Menurunnya jumlah produksi kedelai dalam negeri juga diiringi kualitas hasil panen, ditambah dengan banjir impor kedelai dengan kualitas lebih baik. Hal ini menyebabkan produsen tahu dan tempe lebih menyukai kedelai impor.
“Petani akhirnya tidak mau menanam karena hanya akan rugi, selain itu ada pesaing kedelai yaitu kacang hijau yang memiliki harga jual dua kali lipat dibanding kedelai dengan tingkat produktivitas yang sama,” jelas Andreas.
Menteri perdagangan (Mendag) Muhammad Lutfi mengakui saat ini 90 persen kebutuhan kedelai dalam negeri berasal dari impor. Sementara itu, pasokan kedelai impor terganggu karena pengaruh cuaca, badai La Nina di Amerika Selatan, dan tingginya permintaan di Tiongkok.

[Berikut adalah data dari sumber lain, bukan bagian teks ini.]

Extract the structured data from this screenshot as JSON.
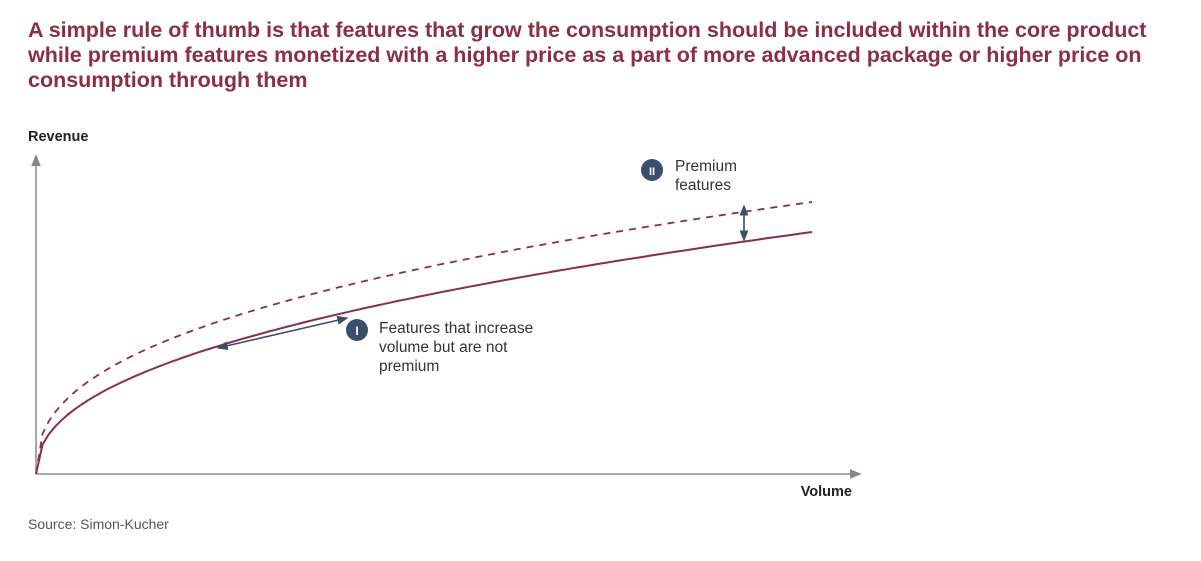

Menanggapi fenomena ini, Direktur Jenderal Perdagangan Dalam Negeri, Kementerian Perdagangan Oke Nurwan mengatakan, Saat ini pemerintah harus memastikan ketersediaan kedelai di dalam negeri demi keberlangsungan produsen tahu dan tempe.
“Kami sempat berdiskusi dengan importir, mereka tidak berani untuk lock harga. Mereka takut barangnya tidak dibeli, sehingga lebih baik ketersediaan itu ada walaupun mahal. Jumlah produsen tahu tempe sekitar 150 ribu, jika kedelai tidak tersedia maka bahaya bagi keberlangsungan pengrajin tahu tempe,” ungkap Oke.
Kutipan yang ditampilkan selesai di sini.